In order to transform CERN Information systems into Trustworthy Digital Repositories (auditable TDRs), a Digital Memory platform has been deployed in 2022. An important part of this effort is to supply a service that can be used for conveniently archiving digital artifacts, according to the OAIS specifications. The goal of the Digital Memory Platform is to provide CERN services with a simple, straightforward method of creating an OAIS compliant dark archive.
Below is the diagram showing the workflow of a data record from its original information system into its preserved bag (AIP), available from a global registry.
It is important to note that using an OAIS compliant archival system does not make a service OAIS compliant. It is part of an entire package of both technical and administrative policies. To be more precise, the OAIS platform has the following goals and non-goals:
Goals:
- Create system agnostic AIPs.
- Provide a simple interface for creating AIPs.
- Archival of complex digital objects.
- Reconstruction of complex digital objects.
- Archival of versioned objects.
- Reconstruction of versioned objects.
- Storage of AIPs.
Non-goals:
- Select objects to Archive.
- Provide metadata.
- Automatic versioning.
- Backups.
A very first release in test mode of the platform is available since 17 Oct. 2022 from http://preserve-qa.web.cern.ch from inside CERN only, supporting the workflow below.
Preservation concerns a selection of the scientific data and heritage data.
- Physics data
Physics data is directly derived from particle collisions.
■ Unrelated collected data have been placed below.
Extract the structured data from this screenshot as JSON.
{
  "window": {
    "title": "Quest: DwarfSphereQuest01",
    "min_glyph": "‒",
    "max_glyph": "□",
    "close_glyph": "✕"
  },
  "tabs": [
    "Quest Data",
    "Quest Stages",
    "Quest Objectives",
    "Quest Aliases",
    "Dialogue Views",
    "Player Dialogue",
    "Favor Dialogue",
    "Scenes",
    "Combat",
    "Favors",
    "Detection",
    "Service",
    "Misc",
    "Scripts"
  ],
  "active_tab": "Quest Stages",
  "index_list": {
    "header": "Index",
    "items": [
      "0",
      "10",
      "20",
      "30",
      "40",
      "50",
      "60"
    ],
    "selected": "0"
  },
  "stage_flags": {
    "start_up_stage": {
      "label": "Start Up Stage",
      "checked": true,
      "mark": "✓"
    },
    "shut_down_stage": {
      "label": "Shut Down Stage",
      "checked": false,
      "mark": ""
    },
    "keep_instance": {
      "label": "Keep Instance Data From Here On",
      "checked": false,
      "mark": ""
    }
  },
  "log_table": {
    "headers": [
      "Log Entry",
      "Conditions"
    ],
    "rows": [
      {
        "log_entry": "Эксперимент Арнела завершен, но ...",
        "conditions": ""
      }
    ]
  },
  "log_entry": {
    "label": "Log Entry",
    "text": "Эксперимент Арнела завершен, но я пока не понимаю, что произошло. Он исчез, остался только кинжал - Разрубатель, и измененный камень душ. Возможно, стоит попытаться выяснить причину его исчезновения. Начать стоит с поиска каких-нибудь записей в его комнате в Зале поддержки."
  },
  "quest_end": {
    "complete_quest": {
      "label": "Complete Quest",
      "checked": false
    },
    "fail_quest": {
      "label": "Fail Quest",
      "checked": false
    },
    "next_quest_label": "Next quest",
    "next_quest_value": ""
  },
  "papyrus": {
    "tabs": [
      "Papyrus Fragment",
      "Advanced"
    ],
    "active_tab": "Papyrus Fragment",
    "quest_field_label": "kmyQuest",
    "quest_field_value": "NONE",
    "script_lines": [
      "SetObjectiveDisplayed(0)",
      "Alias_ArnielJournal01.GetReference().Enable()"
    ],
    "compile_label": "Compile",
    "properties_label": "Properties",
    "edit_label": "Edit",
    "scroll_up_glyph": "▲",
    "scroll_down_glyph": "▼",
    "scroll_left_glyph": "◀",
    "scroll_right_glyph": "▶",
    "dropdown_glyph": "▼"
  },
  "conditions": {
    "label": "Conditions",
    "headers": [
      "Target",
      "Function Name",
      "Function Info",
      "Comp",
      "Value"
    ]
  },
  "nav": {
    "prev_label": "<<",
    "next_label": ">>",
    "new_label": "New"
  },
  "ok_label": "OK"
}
The production by detectors of this unique data has a significant cost and the acquired data is not easily reproducible in the long term. The challenge of preserving it comes mainly from their complexity and volume. Four levels of data are piling up: raw data, derived (or reconstructed) data, simplified data (for educational purposes) and publication data that give rise to analysis articles. Raw data is becoming more and more massive with new experiments: for example the LEP experiment produced about 100 TB per detector, the LHC produces a few hundreds PB per experiment and the HL-LHC is planned to acquire some tens of EB.
The Data Preservation in High Energy Physics (dphep.org) project is considering how best to combine ongoing initiatives of the CERN Open Data (cod) and the closed Analysis Preservation (cap) portals with preservation of data following FAIR principles. These two information systems are running on top of the open source Invenio digital repository software.
A pre-certification process to the ISO 16363 standard run in 2018 has shown that one of the missing component is the creation of proper Archival Information Packages as defined by the OAIS reference model.
- Heritage data
In parallel to scientific data, CERN, like most institutions, is committed to the preservation of its patrimony in digital formats. In addition to textual documents, like publications, preprints, studies or internal notes, CERN also maintains large collections of multimedia objects that are considered an important part of its heritage. The complete corpus of the 20th century audiovisual production (~6’000 tapes) and still images (~450’000) are being digitized by the CERN Digital Memory project and they should be merged with the recent digitally born assets.
Both new and past contents are managed through the CERN Document and Multimedia Servers (cds), which are using the same storage layout: the CERN Data center, together with physics data. Another common point with the Open Data and Analysis Preservation services is the underlying software to capture and provide access to the content, Invenio.
When considering compliancy with ISO 16363, the effort of the digital memory and data preservation projects naturally converged as the same layers are shared at both filesystem and software levels. Moreover, the OpenAire long-tail of science data repository service, Zenodo is also based on Invenio and has joined effort to a common process for creating AIPs stored on CERN Cloud.